DoubleClick Shares Rise Despite Failed Deal with NetCreations - TheStreet

DoubleClick Shares Rise Despite Failed Deal with NetCreations

Author:
Publish date:

Shares of

DoubleClick

(DCLK)

rose 88 cents, or 9.5%, to $10.06 in morning

Nasdaq

trading following yesterday's news that

NetCreations

(NTCR)

has nixed an agreed-upon merger of the companies.

NetCreations, an email marketing firm, said an unidentified third party offered to acquire all of its outstanding stock for $7 a share in cash, a proposal DoubleClick declined to match. DoubleClick had offered to buy NetCreations in October in a stock swap valued at $191 million.
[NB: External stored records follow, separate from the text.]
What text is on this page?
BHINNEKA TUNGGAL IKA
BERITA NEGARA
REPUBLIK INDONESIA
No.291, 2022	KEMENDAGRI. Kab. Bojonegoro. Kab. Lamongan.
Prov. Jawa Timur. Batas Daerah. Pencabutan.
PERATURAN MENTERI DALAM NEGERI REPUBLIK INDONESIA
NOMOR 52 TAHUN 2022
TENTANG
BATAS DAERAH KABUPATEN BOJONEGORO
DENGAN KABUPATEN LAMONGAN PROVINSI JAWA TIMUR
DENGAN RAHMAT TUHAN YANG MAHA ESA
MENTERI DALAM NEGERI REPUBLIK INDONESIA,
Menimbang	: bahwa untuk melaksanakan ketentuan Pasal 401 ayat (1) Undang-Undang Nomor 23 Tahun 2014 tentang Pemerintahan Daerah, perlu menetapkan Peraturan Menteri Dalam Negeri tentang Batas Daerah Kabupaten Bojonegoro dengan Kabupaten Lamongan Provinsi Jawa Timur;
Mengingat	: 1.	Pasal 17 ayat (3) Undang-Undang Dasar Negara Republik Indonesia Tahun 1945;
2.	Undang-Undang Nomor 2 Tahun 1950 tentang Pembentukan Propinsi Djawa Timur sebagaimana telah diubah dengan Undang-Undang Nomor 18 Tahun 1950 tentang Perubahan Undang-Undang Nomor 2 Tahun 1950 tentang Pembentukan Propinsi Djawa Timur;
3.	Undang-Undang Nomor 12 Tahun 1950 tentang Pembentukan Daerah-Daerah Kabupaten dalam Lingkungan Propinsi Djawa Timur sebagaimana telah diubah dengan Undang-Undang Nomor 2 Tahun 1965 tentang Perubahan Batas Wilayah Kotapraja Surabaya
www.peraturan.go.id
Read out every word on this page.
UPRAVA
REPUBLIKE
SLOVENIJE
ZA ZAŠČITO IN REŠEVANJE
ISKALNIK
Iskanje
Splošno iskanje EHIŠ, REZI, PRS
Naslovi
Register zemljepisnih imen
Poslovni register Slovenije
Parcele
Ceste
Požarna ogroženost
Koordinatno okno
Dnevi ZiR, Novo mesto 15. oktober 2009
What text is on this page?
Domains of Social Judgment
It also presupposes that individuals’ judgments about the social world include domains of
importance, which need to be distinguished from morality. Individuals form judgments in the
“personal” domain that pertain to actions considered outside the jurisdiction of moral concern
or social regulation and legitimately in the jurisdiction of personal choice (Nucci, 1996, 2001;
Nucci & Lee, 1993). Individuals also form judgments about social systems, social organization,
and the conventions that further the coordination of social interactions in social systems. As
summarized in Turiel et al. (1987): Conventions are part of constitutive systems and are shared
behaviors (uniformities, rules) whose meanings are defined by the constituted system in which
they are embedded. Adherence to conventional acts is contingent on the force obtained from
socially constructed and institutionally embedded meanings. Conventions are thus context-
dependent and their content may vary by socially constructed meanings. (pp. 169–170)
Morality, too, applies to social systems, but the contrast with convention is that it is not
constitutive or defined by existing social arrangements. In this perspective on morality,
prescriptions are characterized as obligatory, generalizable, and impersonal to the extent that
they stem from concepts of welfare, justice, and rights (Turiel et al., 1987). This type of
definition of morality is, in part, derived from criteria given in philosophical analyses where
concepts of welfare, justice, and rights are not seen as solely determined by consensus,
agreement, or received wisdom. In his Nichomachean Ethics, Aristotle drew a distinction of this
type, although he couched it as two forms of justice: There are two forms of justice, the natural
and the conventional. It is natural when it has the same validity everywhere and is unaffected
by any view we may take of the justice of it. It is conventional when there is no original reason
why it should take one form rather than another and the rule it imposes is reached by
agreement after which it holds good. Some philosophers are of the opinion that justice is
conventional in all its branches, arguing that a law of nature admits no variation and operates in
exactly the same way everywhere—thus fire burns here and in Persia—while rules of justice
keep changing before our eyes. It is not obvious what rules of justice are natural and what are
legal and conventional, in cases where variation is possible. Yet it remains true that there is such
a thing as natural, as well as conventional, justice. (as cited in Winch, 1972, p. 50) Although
But DoubleClick's stock was trading around $26 at the time, and has fallen substantially since then.

DoubleClick said NetCreations is required to pay a breakup fee of $8.6 million plus expenses.

"We are disappointed that NetCreations won't be a part of our success, but considering NetCreations' recently announced operating results and our own internal progress on email, we have decided not to raise our existing offer," DoubleClick said in a statement.

Earlier this month NetCreations said it expects fourth-quarter earnings of 0 cents to 2 cents per share, well short of the 11 cents Wall Street was predicting.

Shares of NetCreations were down three cents, or 0.5%, to $6.63 in recent

Nasdaq

trading.

Despite the failed merger, two analysts said Friday they were not changing their outlook for DoubleClick, despite disappointment the deal fell through.

An

SG Cowen

report said the firm will stick with its neutral rating on the stock even though, "DCLK's logic not to counter is lost on us, since DCLK was so aggressive in stating only two months ago how strategic NTCR was to boosting their email product marketing efforts for advertising clients."

A

Lazard Freres

report reiterated its hold rating. "DoubleClick is left with a strong email marketing business, but will not be the leader in the market," the firm wrote. "DoubleClick has had the opportunity to make other strategic acquisitions, but may have been too conservative in using its stock or cash."